VIP: NDS (Jackson), guinea pig anti-VIP (Peninsula Laboratories, Belmont, CA; 1:1500 for lab rats, 1:1000 for grass rats), and biotinylated donkey anti-guinea pig (Jackson, 1:200). ORX: NHS (Vector), goat anti-ORX B (Santa Cruz, 1:60,000), and biotinylated horse anti-goat (Vector, 1:200).

VP/ORX

VP: NGS (Vector), guinea pig anti-VP (Peninsula, 1: 40,000), and biotinylated goat anti-guinea pig (Jackson, 1:200). ORX: NHS (Vector), goat anti-ORX B (Santa Cruz, 1:60,000), and biotinylated horse anti-goat (Vector, 1:200).

High resolution photomicrographs of areas known to receive SCN projections in rats and mouse (Abrahamson et al., 2001) were taken using a digital camera (AxioCam MRc, Car Zeiss, Gottingen, Germany) attached to a Zeiss light microscope (AxioScop 2 plus) to confirm labeling for VIP or VP in both lab and grass rats. Image, contrast, and balance were adjusted using Zeiss Axiovision Software (Carl Zeiss Vision).

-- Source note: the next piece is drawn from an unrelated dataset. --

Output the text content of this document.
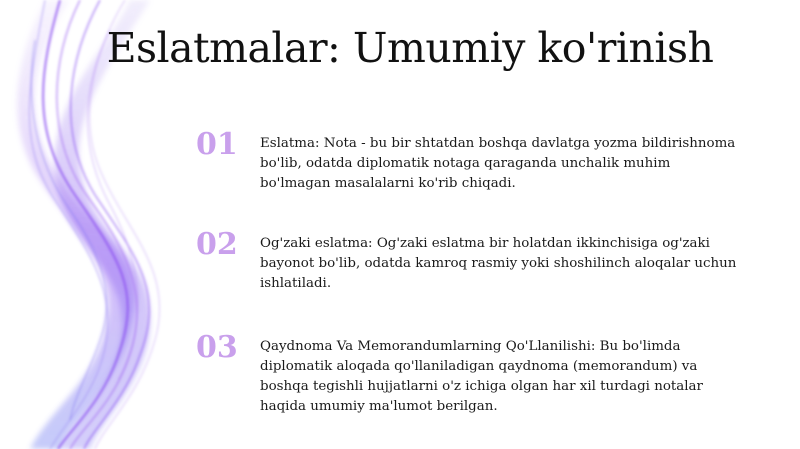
Eslatmalar: Umumiy ko'rinish
01	Eslatma: Nota - bu bir shtatdan boshqa davlatga yozma bildirishnoma bo'lib, odatda diplomatik notaga qaraganda unchalik muhim bo'lmagan masalalarni ko'rib chiqadi.
02	Og'zaki eslatma: Og'zaki eslatma bir holatdan ikkinchisiga og'zaki bayonot bo'lib, odatda kamroq rasmiy yoki shoshilinch aloqalar uchun ishlatiladi.
03	Qaydnoma Va Memorandumlarning Qo'Llanilishi: Bu bo'limda diplomatik aloqada qo'llaniladigan qaydnoma (memorandum) va boshqa tegishli hujjatlarni o'z ichiga olgan har xil turdagi notalar haqida umumiy ma'lumot berilgan.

To examine the relationship between VIP or VP projections from the SCN and ORX-ir cells a picture of every section containing ORX neurons (average of 16 sections per animal) was taken at lower magnification (10X) to visualize the whole region of the hypothalamus with ORX+ cells. Counts of the total number of these neurons were made by evaluating the tissue at 40X magnification. After this, every neuron stained for ORX was evaluated at high magnification (100X, oil immersion lens) to determine if it was contacted by a VIP or VP labeled fiber; only axosomatic contacts of VIP or VP fibers on ORX neurons were considered. As proposed by Kriegsfeld et al. (2002) only those cases in which a VIP or VP bouton-like structure was observed in apposition with ORX neurons, the bouton and the fiber were on the same focal plane, and the labeled bouton was a clear continuation of axon were scored as contacts (Figure 2 ). By following these criteria, those cases in which the bouton looked more like a granule than a fiber were not counted. The origin of VP fibers was determined by contrasting them with previous descriptions of these fibers in mice; in contrast to fine caliber fibers from the SCN, fibers from the SON and PVN are large caliber and show few varicosities (Abrahamson, Leak, & Moore, 2001). With these data, the percentage of ORX neurons contacted by VIP or VP fibers per animal was determined. The non parametric Mann-Whitney U Test was used to test the differences in the number of fibers contacting Orx neurons between the two species.

Results

As it has been reported previously in lab rats, VIP fibers are dense in the subparaventricular zone of the hypothalamus (sPVZ, Figure 7a ), moderate in the paraventricular nucleus of the thalamus (PVT, Figure 7c), and less dense in the anterior hypothalamus (Figure 7b ). A similar distribution was seen in grass rats but a clear difference was found at the level of the anterior hypothalamus where only a few VIP fibers were seen in grass rats (Figure 7b ).In lab rats, VP fibers are abundant in the anteroventral periventricular nucleus (AVPe) and the anterior hypothalamic area (AHA), moderate in the DMH and even less dense in the ventromedial hypothalamus (VMH).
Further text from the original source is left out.